Religious associations represent a third major group of organized interests in the German policy process. The experience of the Third Reich had a profound influence on the postwar development of Protestant and Roman Catholic churches in the Federal Republic. Both espoused the view that moral responsibility extends to political responsibility and that passivity toward the political process is inappropriate. Both also desired greater ecumenism in German society. The establishment of the CDU perhaps best illustrates this last point. The CDU sought to include both Roman Catholics and Protestants in a catchall party that was committed to Christian values. The two churches maintain distinct identities, but the major cleavage in German society is no longer between religious denominations, but between religious and secular interests.
In postwar West Germany, many people felt that organized religion was an important element in the country’s newly forming political ethos. Unlike the United States, West Germany acknowledged no separation of church and state. The state formally recognized the political role of the churches, establishing a special legal status for them as public law corporations. Under a German system developed in the nineteenth century, unless church members formally leave the denomination into which they were baptized, they must pay an annual church surtax equal to 8 or 9 percent of their income tax. The federal government collects this surcharge and remits the proceeds to the churches to finance their activities. In 1992 the figure totaled about US$10 billion for Protestant and Catholic churches combined. Churches are included on government commissions and supervisory bodies that influence social and family policy, education, and related topics.
Not surprisingly, the relationship between church and state in East Germany was markedly different. The communist regime wanted control over all aspects of society, and the existence of autonomous churches was unacceptable. In the 1950s, the regime sought to limit the role of the churches to the religious sphere, keeping them out of politics or education. The state proved unable to suppress the churches fully, however, and by the 1970s the SED had resigned itself to accommodating them.
Roman Catholics constituted only 7 percent of the population in the east; thus, it was the Protestant church, with broad backing among East Germans, that played an important social and political role. The Protestant church retained some autonomy from the state, and by the late 1980s the church had become gathering places for dissidents. In 1989 weekly peace services at churches in big cities, such as East Berlin and Leipzig, became hotbeds of opposition to the regime and led to the mass demonstrations that ultimately brought down the communist regime.
The Evangelical Church in Germany (Evangelische Kirche in Deutschland–EKD), the peak association for the seventeen autonomous provincial churches in West Germany, was established in 1948. The structural unity of the German Protestant church officially ended in 1969, when the eight provincial churches in East Germany withdrew from the EKD and formed the Federation of the Evangelical Churches (Bund der Evangelischen Kirchen–BEK). German unity ushered in the reunification of these two federations in 1991, under the auspices of the EKD. As the formal political representative of German Protestant churches, the EKD represents its member congregations in all formal agreements with the government on church-state affairs. On religious and social matters, however, the EKD serves only as a coordinating agent for its largely independent member churches.

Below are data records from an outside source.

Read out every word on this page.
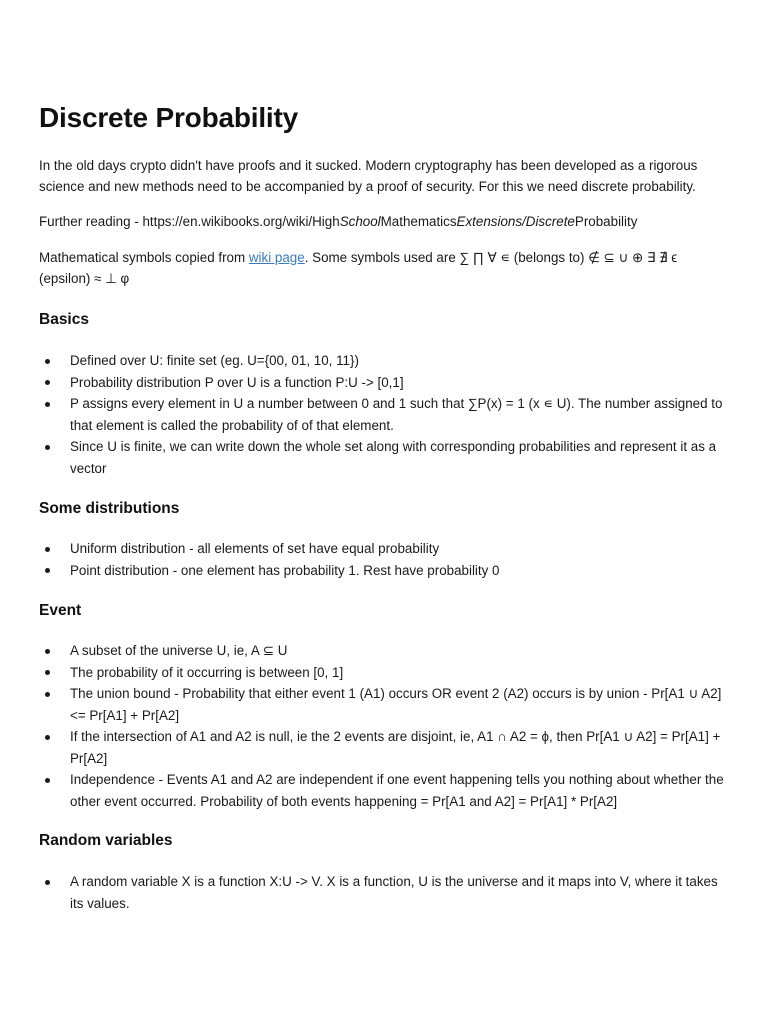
Discrete Probability

In the old days crypto didn't have proofs and it sucked. Modern cryptography has been developed as a rigorous science and new methods need to be accompanied by a proof of security. For this we need discrete probability.

Further reading - https://en.wikibooks.org/wiki/HighSchoolMathematicsExtensions/DiscreteProbability

Mathematical symbols copied from wiki page. Some symbols used are ∑ ∏ ∀ ∊ (belongs to) ∉ ⊆ ∪ ⊕ ∃ ∄ ϵ (epsilon) ≈ ⊥ φ

Basics
Defined over U: finite set (eg. U={00, 01, 10, 11})
Probability distribution P over U is a function P:U -> [0,1]
P assigns every element in U a number between 0 and 1 such that ∑P(x) = 1 (x ∊ U). The number assigned to that element is called the probability of of that element.
Since U is finite, we can write down the whole set along with corresponding probabilities and represent it as a vector
Some distributions
Uniform distribution - all elements of set have equal probability
Point distribution - one element has probability 1. Rest have probability 0
Event
A subset of the universe U, ie, A ⊆ U
The probability of it occurring is between [0, 1]
The union bound - Probability that either event 1 (A1) occurs OR event 2 (A2) occurs is by union - Pr[A1 ∪ A2] <= Pr[A1] + Pr[A2]
If the intersection of A1 and A2 is null, ie the 2 events are disjoint, ie, A1 ∩ A2 = ϕ, then Pr[A1 ∪ A2] = Pr[A1] + Pr[A2]
Independence - Events A1 and A2 are independent if one event happening tells you nothing about whether the other event occurred. Probability of both events happening = Pr[A1 and A2] = Pr[A1] * Pr[A2]
Random variables
A random variable X is a function X:U -> V. X is a function, U is the universe and it maps into V, where it takes its values.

The principal organizational forum for the German Roman Catholic Church is the Bishops’ Conference, at which all German bishops convene semiannually. Since unification, the eastern bishops also have attended these meetings. As elsewhere in the Catholic world, all decisions on theological matters and general policy emanate from the Vatican; the annual Bishops’ Conference addresses current pastoral and religious issues within Germany.
In West Germany, the Roman Catholic Church was traditionally much more active politically on a day-to-day basis than the Protestant denominations. The Bishops’ Conference maintains a permanent secretariat in Bonn to monitor activity in parliament and in the federal ministries. Catholic leaders regularly lobby the government on pending legislation relating to social or moral issues. The EKD participates less actively in the political process, but it is more inclined than its Catholic counterpart to speak out on controversial political issues that have spiritual implications. Examples include the Protestant church’s strong stance against the remilitarization of West Germany in the 1950s and its continued activism in the areas of peace and nuclear nonproliferation.